On Wednesday, public officials planning the 11-mile line almost voted to approve a Washington Avenue route through the University of Minnesota -- something they had done once before -- but they decided to give the university one more week to make its case for a route through the northern part of campus.

The decision came after Metropolitan Council Chairman Peter Bell said that he had received a call on the matter from Gov. Tim Pawlenty, who in turn had received a call from University President Robert Bruininks. University officials are concerned that closing Washington to cars would spread traffic congestion on campus and in surrounding neighborhoods, so they've been paying for studies of a Dinkytown route.

Armed with new numbers, the university said Wednesday that a northern alignment would attract fewer riders -- about 36,000 each weekday instead of 42,000 -- but could still meet federal cost requirements. They also said that engineering on the route was 15 percent complete.

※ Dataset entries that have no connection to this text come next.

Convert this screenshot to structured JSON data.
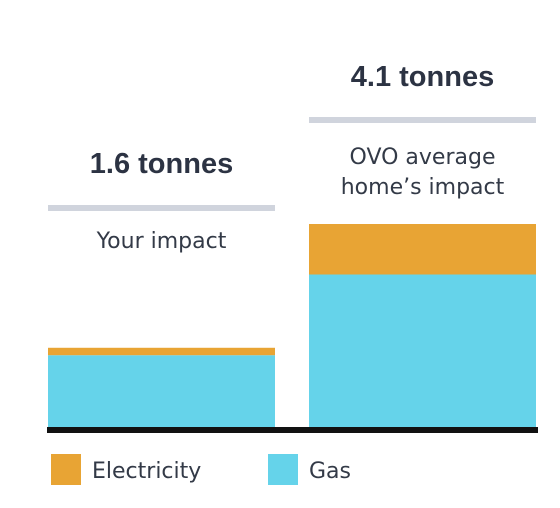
{
  "chart_data": {
    "type": "bar",
    "stacked": true,
    "categories": [
      "Your impact",
      "OVO average home’s impact"
    ],
    "category_label_lines": [
      [
        "Your impact"
      ],
      [
        "OVO average",
        "home’s impact"
      ]
    ],
    "totals": [
      "1.6 tonnes",
      "4.1 tonnes"
    ],
    "total_values": [
      1.6,
      4.1
    ],
    "series": [
      {
        "name": "Gas",
        "color": "#65d3ea",
        "values": [
          1.45,
          3.08
        ]
      },
      {
        "name": "Electricity",
        "color": "#e8a434",
        "values": [
          0.15,
          1.02
        ]
      }
    ],
    "legend": {
      "placement": "bottom-left",
      "order": [
        "Electricity",
        "Gas"
      ]
    },
    "ylim": [
      0,
      4.1
    ],
    "grid": false,
    "xlabel": "",
    "ylabel": "",
    "colors": {
      "axis": "#111111",
      "separator": "#d0d4dd",
      "text": "#333a47",
      "total_text": "#2c3343"
    }
  }
}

Met Council officials said that federal officials were unlikely to accept the university's cost-effectiveness methodology and disputed the progress on the engineering, saying it was more like 3 to 5 percent done.

Bell agreed last fall to give the university some time to study the option, and he said Wednesday that he feels that he has honored that commitment. "The question I think the U needs to address is letting go of the northern alignment," he said, reiterating his concern that further study will delay the project and drive up costs.

"My big fear is that we would lose two years, and then go on Washington Avenue anyhow," he said.

The Met Council hopes to apply for federal money in September. The planning committee will meet again next week to take up a resolution that would end consideration of the northern alignment and endorse the Washington Avenue route.

Central Corridor engineers, meanwhile, have been redoing some math of their own: Estimates of the time it would take to get from downtown St. Paul to downtown Minneapolis somehow omitted 1,300 feet of track through the university area. To meet the federal cost-effectiveness index with the new ride time, planners had to knock $17 million off the line's cost, mostly by reducing the amount of right of way they plan to purchase. The new cost estimate is $892 million.